Due to rising concerns regarding the spread of COVID-19 in the U.S., The Conversation, originally planned for this summer, has been postponed. The program will now take place in the Summer of 2021. If you have questions, please contact us at institutional_diversity@brown.edu.
Brown University, Tougaloo College and the University of New Mexico School of Law have partnered to host a three-week summer research dialogue for rising third- and fourth-year undergraduates around issues of race, justice and the law as they have affected Indigenous peoples here before Columbus, people of African descent brought and enslaved and people of Hispanic descent here before the Treaty of Guadalupe Hidalgo.
The initiative seeks to create opportunities for students to interact with established scholars writing on such topics and will include support for students to build on their summer work to create finished, publishable work during the academic year. Participants will be encouraged to consider career pathways in academia, law, and combinations thereof in hopes that they can, in the course of their careers, further ongoing conversations and work on the issues involved.

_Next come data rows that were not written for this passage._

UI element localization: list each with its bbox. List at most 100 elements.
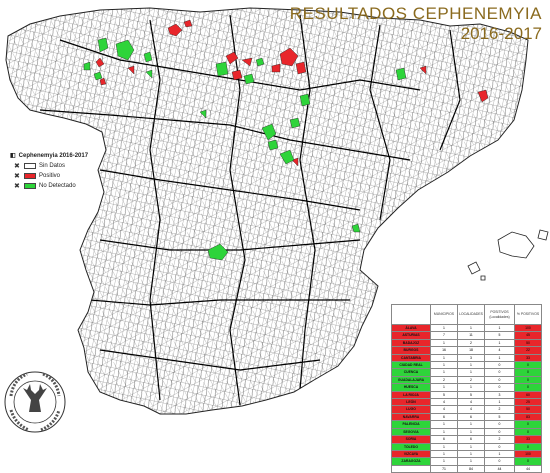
table-row: CANTABRIA 1 3 1 33 (391, 353, 542, 363)
table-cell: 6 (430, 435, 458, 444)
column-header: POSITIVOS (Localidades) (484, 304, 515, 325)
province-cell: TOLEDO (391, 442, 431, 451)
legend-label: Sin Datos (39, 163, 66, 169)
table-cell: 4 (430, 398, 458, 407)
table-row: CIUDAD REAL 1 1 0 0 (391, 361, 542, 370)
table-cell: 100 (514, 449, 542, 459)
table-cell: 0 (484, 383, 515, 392)
province-cell: HUESCA (391, 383, 431, 392)
column-header (391, 304, 431, 325)
table-cell: 1 (430, 368, 458, 377)
table-cell: 0 (484, 361, 515, 370)
column-header: % POSITIVOS (514, 304, 542, 325)
table-cell: 22 (514, 346, 542, 355)
table-cell: 0 (514, 383, 542, 392)
table-cell: 1 (430, 323, 458, 333)
table-cell: 0 (514, 457, 542, 466)
table-cell: 1 (484, 353, 515, 363)
province-cell: BURGOS (391, 346, 431, 355)
legend-label: No Detectado (39, 183, 76, 189)
table-row: PALENCIA 1 1 0 0 (391, 420, 542, 429)
table-cell: 0 (514, 368, 542, 377)
table-cell: 1 (430, 427, 458, 437)
map-title: RESULTADOS CEPHENEMYIA (289, 4, 542, 23)
table-cell: 1 (457, 383, 485, 392)
table-cell: 2 (457, 338, 485, 348)
table-row: HUESCA 1 1 0 0 (391, 383, 542, 392)
table-cell: 0 (484, 457, 515, 466)
table-cell: 4 (430, 405, 458, 414)
table-cell: 2 (484, 405, 515, 414)
province-cell: CIUDAD REAL (391, 361, 431, 370)
province-cell: CANTABRIA (391, 353, 431, 363)
table-row: GUADALAJARA 2 2 0 0 (391, 375, 542, 385)
province-cell: LUGO (391, 405, 431, 414)
cross-icon: ✖ (14, 163, 20, 170)
table-row: BADAJOZ 1 2 1 50 (391, 338, 542, 348)
table-cell: 5 (484, 331, 515, 340)
table-cell: 1 (457, 449, 485, 459)
table-cell: 4 (484, 346, 515, 355)
table-cell: 5 (430, 390, 458, 400)
totals-row: 71 84 44 44 (391, 464, 542, 473)
table-cell: 6 (457, 435, 485, 444)
province-cell: SORIA (391, 435, 431, 444)
table-cell: 100 (514, 323, 542, 333)
table-cell: 3 (457, 353, 485, 363)
table-row: ÁLAVA 1 1 1 100 (391, 323, 542, 333)
table-cell: 1 (484, 323, 515, 333)
table-cell: 4 (457, 398, 485, 407)
total-cell (391, 464, 431, 473)
table-cell: 0 (484, 427, 515, 437)
province-cell: BADAJOZ (391, 338, 431, 348)
table-cell: 0 (484, 368, 515, 377)
total-cell: 71 (430, 464, 458, 473)
legend-item-positivo: ✖ Positivo (14, 172, 88, 180)
table-header-row: MUNICIPIOS LOCALIDADES POSITIVOS (Locali… (391, 304, 542, 325)
table-row: SEGOVIA 1 1 0 0 (391, 427, 542, 437)
province-cell: ÁLAVA (391, 323, 431, 333)
table-cell: 4 (457, 405, 485, 414)
table-cell: 6 (457, 412, 485, 422)
table-cell: 1 (430, 338, 458, 348)
table-cell: 2 (430, 375, 458, 385)
table-cell: 1 (457, 361, 485, 370)
table-cell: 0 (484, 375, 515, 385)
province-cell: PALENCIA (391, 420, 431, 429)
table-cell: 1 (430, 361, 458, 370)
table-cell: 45 (514, 331, 542, 340)
table-row: ASTURIAS 7 11 5 45 (391, 331, 542, 340)
province-cell: SEGOVIA (391, 427, 431, 437)
table-cell: 5 (484, 412, 515, 422)
total-cell: 84 (457, 464, 485, 473)
table-cell: 2 (484, 435, 515, 444)
legend-swatch (24, 163, 36, 169)
table-cell: 1 (457, 368, 485, 377)
cross-icon: ✖ (14, 173, 20, 180)
table-cell: 33 (514, 435, 542, 444)
table-cell: 1 (430, 420, 458, 429)
table-cell: 6 (430, 412, 458, 422)
table-cell: 1 (457, 457, 485, 466)
province-cell: ASTURIAS (391, 331, 431, 340)
association-seal-logo (4, 371, 66, 433)
table-row: TOLEDO 1 1 0 0 (391, 442, 542, 451)
table-cell: 1 (484, 338, 515, 348)
table-cell: 1 (430, 442, 458, 451)
table-cell: 1 (430, 353, 458, 363)
table-row: VIZCAYA 1 1 1 100 (391, 449, 542, 459)
legend-swatch (24, 173, 36, 179)
province-cell: VIZCAYA (391, 449, 431, 459)
table-row: ZARAGOZA 1 1 0 0 (391, 457, 542, 466)
table-row: BURGOS 16 18 4 22 (391, 346, 542, 355)
total-cell: 44 (484, 464, 515, 473)
table-cell: 1 (430, 457, 458, 466)
cross-icon: ✖ (14, 183, 20, 190)
layer-icon: ◧ (10, 153, 16, 159)
table-cell: 7 (430, 331, 458, 340)
table-row: SORIA 6 6 2 33 (391, 435, 542, 444)
map-subtitle: 2016-2017 (460, 24, 542, 43)
table-cell: 16 (430, 346, 458, 355)
table-cell: 3 (484, 390, 515, 400)
spain-map (5, 7, 549, 415)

This forthcoming initiative will launch in Spring 2020 and is funded by a generous gift by Brown-Tougaloo Council member, Michael Gross ’64, P’93 P’05 and his wife Andrea Gross.
All rising third- and fourth-year undergraduate students from Brown University, Tougaloo College and the University of New Mexico.
This is a FREE initiative. All travel, housing, transportation and meal expenses will be covered for accepted participants.